Le tapa, tel une seconde peau, est le liant social de l’époque car les anciens Polynésiens étaient habillés de ‘ahu tapa de la naissance à la mort. D’ailleurs, la pratique de l’embaumement était réalisée à l’aide d’huiles, mais aussi de tapa, autour et à l’intérieur du corps du défunt. 

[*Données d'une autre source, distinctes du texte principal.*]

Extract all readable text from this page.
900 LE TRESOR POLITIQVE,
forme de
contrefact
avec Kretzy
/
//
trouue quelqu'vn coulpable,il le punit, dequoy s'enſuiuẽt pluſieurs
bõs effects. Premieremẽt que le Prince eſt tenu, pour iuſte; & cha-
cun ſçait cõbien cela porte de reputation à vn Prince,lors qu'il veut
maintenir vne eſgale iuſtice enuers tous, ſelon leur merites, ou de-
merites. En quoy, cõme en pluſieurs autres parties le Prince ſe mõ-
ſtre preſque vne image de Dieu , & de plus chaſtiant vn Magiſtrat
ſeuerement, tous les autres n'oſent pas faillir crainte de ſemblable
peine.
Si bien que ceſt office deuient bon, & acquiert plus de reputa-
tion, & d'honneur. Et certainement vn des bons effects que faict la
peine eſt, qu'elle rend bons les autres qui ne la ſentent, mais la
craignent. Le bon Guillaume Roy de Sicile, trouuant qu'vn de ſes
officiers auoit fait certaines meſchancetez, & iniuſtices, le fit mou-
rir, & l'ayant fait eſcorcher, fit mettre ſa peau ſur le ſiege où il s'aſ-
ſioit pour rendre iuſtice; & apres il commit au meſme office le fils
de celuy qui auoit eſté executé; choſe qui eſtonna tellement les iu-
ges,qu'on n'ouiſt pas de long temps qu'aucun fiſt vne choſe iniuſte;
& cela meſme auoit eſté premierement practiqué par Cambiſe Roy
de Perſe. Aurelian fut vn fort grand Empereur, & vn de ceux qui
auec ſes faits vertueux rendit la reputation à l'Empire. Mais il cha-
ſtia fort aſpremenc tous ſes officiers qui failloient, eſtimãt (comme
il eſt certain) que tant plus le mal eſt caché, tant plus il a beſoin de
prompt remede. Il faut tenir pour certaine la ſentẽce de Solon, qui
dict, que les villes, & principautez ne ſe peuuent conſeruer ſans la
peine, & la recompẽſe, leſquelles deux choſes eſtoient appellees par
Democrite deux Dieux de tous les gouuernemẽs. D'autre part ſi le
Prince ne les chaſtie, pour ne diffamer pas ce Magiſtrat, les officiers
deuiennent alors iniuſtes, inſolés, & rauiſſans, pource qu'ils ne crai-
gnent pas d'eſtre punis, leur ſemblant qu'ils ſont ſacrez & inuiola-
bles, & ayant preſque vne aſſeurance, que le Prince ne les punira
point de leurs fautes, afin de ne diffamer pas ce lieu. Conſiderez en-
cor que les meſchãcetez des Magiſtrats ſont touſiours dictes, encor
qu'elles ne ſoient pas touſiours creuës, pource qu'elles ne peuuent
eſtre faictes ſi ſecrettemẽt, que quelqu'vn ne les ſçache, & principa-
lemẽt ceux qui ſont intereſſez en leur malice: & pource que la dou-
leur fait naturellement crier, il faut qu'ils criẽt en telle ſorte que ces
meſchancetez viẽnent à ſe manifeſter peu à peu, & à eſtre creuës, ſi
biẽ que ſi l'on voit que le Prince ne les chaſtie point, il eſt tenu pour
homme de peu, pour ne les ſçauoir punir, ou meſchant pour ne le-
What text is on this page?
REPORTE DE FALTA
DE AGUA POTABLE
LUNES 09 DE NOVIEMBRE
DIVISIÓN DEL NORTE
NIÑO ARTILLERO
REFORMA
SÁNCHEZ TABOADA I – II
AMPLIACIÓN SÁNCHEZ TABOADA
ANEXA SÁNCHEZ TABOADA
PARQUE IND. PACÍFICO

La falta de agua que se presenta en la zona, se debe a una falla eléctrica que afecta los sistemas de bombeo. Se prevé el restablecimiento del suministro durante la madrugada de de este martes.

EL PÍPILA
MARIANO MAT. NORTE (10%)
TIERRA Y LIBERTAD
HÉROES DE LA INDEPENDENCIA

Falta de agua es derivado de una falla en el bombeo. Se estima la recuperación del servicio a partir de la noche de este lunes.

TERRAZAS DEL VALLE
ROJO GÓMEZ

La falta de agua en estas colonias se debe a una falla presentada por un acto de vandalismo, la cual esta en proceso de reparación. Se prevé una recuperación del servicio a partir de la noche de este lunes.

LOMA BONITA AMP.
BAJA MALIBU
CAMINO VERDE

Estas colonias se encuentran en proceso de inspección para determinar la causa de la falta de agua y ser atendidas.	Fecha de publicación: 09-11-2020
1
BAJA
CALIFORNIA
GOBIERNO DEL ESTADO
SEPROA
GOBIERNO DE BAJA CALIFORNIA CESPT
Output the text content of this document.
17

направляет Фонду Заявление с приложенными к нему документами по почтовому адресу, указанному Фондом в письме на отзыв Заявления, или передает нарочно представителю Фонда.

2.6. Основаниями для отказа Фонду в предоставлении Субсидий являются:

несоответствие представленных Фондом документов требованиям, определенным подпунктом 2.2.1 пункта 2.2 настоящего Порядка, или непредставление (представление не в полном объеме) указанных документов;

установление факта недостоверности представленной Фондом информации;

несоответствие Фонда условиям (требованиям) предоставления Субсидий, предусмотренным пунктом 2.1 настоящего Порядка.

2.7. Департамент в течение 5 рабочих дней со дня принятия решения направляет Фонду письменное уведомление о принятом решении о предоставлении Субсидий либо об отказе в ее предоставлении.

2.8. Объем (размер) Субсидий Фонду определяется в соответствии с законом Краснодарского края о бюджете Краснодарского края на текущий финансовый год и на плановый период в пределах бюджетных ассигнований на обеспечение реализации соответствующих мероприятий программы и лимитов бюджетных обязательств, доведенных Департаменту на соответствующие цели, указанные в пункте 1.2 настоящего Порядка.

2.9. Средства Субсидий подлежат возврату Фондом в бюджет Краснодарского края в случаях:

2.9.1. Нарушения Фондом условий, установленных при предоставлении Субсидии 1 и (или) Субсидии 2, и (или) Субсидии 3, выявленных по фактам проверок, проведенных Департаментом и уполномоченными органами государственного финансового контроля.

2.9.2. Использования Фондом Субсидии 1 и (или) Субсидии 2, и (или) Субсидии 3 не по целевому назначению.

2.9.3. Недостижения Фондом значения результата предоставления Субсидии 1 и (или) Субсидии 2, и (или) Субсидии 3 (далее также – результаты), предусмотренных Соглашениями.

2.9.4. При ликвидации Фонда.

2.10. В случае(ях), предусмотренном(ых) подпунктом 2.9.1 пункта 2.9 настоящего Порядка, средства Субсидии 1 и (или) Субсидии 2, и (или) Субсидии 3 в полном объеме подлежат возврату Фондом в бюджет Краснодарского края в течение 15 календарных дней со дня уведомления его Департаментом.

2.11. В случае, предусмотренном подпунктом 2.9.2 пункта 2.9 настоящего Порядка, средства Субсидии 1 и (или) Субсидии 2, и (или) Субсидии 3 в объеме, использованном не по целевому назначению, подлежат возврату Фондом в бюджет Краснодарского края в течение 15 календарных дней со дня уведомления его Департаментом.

Son aspect spirituel est indéniable, car certaines étoffes de tapa étaient utilisées essentiellement pour les cérémonies. Ainsi, il était commun que des ti’i (représentations d’ancêtres déifiés), ou encore des pahu (tambours), soient ornés de tapa pour des occasions spécifiques. 

ACTU

Miriama Bono et Hinatea Colombani présenteront à la salle Muriavai leur exposition commune HOTU, autour du thème de la régénérescence et des cycles de la Lune.
 
Les deux artistes vous proposeront de découvrir leur univers artistique et complémentaire, décliné sur plusieurs supports : peintures acryliques ou à l’huile sur toiles et papiers pour Miriama, tapa et pigments naturels pour Hinatea.
 
Cette exposition est le fruit d’une réflexion commune entamée depuis leur rencontre en 2017, autour de l’art et la culture.
 
Les deux femmes l’ont façonnée ensemble pendant trois mois, déclinant des références visuelles récurrentes d’une oeuvre à l’autre.
 
Entre tradition et modernité, les deux artistes déploient avec enthousiasme la thématique de la fertilité et des lunaisons, s’appuyant sur leurs connaissances respectives du patrimoine polynésien, tout en s’autorisant une interprétation contemporaine.